The alerts were emphasised in January 2004 by the World Health Organization (WHO) following an international workshop on the issue. The WHO advice was considered by the Ministry and the New Zealand Food Safety Authority and a local response to the WHO recommendations was being developed.
Unfortunately within a few months of this work being commenced a case of E.sakazakii meningitis occurred in a neonatal intensive care unit in New Zealand.
As soon as the Ministry was notified, the Ministry and the Food Safety Authority issued advice recommending against powdered formula for pre-term babies where an alternative was available and reinforcing good handling practices when the formula was being prepared.
Director of Public Health Dr Mark Jacobs, one of the authors of the report, said the key findings of the report are that the Ministry and Food Safety Authority acted appropriately in August last year and overall the Ministry acted reasonably in 2002 given what was known at the time. However, the report found that the Ministry could have passed on the FDA recommendations in 2002 to hospitals with neonatal intensive care units.
The main recommendations of the report include the Ministry and Authority agreeing clearer roles and accountabilities for food borne illness; formalising communications between the two agencies; identifying a clear risk management pathway within the Ministry for international alerts on food safety and reviewing relevant public health advice and promotional material.
The final recommendation, to make meningitis infection from E.sakazakii a notifiable disease will help provide good information to help assess the effectiveness of these steps.
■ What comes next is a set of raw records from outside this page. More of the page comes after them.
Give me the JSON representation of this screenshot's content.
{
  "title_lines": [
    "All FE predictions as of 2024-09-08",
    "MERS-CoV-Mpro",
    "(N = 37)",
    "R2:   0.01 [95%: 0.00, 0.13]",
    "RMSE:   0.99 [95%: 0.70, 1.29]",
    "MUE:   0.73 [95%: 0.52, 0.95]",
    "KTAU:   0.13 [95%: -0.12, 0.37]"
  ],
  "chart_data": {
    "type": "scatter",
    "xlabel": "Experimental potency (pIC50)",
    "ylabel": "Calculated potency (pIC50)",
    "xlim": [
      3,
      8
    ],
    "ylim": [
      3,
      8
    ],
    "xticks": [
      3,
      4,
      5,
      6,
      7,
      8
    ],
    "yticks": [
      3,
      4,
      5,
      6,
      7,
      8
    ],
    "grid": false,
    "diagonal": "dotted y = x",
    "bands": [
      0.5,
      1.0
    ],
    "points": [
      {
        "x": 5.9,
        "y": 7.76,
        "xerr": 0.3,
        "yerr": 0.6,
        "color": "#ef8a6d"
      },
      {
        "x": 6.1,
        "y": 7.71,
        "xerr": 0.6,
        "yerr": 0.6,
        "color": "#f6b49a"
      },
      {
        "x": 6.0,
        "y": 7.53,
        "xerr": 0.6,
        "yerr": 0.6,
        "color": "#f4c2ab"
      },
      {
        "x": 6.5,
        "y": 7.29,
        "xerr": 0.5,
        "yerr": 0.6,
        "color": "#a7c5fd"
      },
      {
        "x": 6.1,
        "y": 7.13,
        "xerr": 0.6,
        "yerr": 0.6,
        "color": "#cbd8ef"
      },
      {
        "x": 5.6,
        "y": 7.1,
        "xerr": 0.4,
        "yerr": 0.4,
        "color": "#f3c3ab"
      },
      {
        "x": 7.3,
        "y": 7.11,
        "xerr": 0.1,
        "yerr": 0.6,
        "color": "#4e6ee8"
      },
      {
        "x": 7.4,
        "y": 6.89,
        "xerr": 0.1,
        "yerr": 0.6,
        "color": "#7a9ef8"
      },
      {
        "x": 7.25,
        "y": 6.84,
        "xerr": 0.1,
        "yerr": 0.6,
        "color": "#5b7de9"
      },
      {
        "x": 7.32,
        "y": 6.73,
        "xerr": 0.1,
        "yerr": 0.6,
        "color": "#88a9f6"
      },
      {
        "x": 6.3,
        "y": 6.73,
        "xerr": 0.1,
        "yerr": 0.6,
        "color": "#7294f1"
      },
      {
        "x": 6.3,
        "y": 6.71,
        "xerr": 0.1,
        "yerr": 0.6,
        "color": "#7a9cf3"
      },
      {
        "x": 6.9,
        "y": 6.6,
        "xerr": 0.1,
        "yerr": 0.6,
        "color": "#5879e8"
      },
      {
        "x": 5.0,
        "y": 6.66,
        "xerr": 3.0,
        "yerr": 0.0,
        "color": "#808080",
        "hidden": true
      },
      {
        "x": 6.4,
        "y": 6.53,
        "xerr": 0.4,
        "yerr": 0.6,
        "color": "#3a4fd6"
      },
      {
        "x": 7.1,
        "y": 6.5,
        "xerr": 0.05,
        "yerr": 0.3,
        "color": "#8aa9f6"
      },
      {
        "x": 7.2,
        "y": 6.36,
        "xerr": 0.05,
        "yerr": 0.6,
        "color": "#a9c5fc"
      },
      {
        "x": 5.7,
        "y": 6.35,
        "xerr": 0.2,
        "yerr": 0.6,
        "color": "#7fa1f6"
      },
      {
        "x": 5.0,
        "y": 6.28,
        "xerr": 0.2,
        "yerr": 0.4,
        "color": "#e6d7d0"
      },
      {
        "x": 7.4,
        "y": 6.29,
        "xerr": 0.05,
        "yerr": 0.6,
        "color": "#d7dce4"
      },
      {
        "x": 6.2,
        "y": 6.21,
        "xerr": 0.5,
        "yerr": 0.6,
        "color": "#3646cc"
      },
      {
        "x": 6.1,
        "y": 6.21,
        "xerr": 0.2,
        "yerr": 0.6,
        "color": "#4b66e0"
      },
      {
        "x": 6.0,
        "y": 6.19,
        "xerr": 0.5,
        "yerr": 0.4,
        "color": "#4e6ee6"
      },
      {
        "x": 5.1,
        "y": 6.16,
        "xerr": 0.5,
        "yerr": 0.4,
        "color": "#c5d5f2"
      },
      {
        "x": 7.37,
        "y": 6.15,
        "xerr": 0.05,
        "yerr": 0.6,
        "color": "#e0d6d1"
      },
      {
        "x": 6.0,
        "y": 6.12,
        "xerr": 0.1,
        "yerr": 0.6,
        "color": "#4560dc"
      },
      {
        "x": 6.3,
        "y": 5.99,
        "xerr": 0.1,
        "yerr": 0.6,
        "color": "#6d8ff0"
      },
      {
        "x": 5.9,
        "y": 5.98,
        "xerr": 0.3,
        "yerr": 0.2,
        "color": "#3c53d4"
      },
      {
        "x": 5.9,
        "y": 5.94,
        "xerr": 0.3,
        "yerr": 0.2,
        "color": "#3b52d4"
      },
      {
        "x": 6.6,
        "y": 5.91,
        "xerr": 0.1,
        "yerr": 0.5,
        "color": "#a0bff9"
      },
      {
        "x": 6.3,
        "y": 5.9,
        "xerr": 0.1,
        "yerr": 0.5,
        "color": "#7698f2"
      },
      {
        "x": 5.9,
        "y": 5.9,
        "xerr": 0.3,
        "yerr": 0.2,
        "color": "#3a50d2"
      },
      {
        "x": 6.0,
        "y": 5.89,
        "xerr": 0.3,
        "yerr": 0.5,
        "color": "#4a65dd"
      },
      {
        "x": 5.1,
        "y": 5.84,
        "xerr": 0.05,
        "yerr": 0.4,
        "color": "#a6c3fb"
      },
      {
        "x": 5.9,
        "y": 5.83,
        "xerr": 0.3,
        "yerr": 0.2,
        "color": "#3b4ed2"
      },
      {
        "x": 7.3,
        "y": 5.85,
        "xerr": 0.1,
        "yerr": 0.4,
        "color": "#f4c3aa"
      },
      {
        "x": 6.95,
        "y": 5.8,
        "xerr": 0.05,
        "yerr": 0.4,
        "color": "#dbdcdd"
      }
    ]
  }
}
Dr Jacobs said there is still much we don't know about this disease and both the Ministry and the Food Safety Authority will ensure future international recommendations to further limit risk of infection are considered and implemented here as quickly as possible.
He said it was particularly unfortunate that the process of providing appropriate advice within New Zealand was overtaken before it was completed by the tragic death of a premature baby.
Dr Jacobs said it's hoped that the recommendations from this report, along with steps already taken, should help reduce the risk of similar tragedies in the future.
He said the review also provides a reminder to both health professionals and the public that powdered infant formula is a food and like most foods is not sterile. He says it reinforces the importance of good hygiene when anyone is preparing infant formula to minimise the risk of infection from possible contaminants.
Dr Jacobs said as a good rule of thumb any infant formula should be prepared immediately before use and any prepared formula that is not used should be discarded.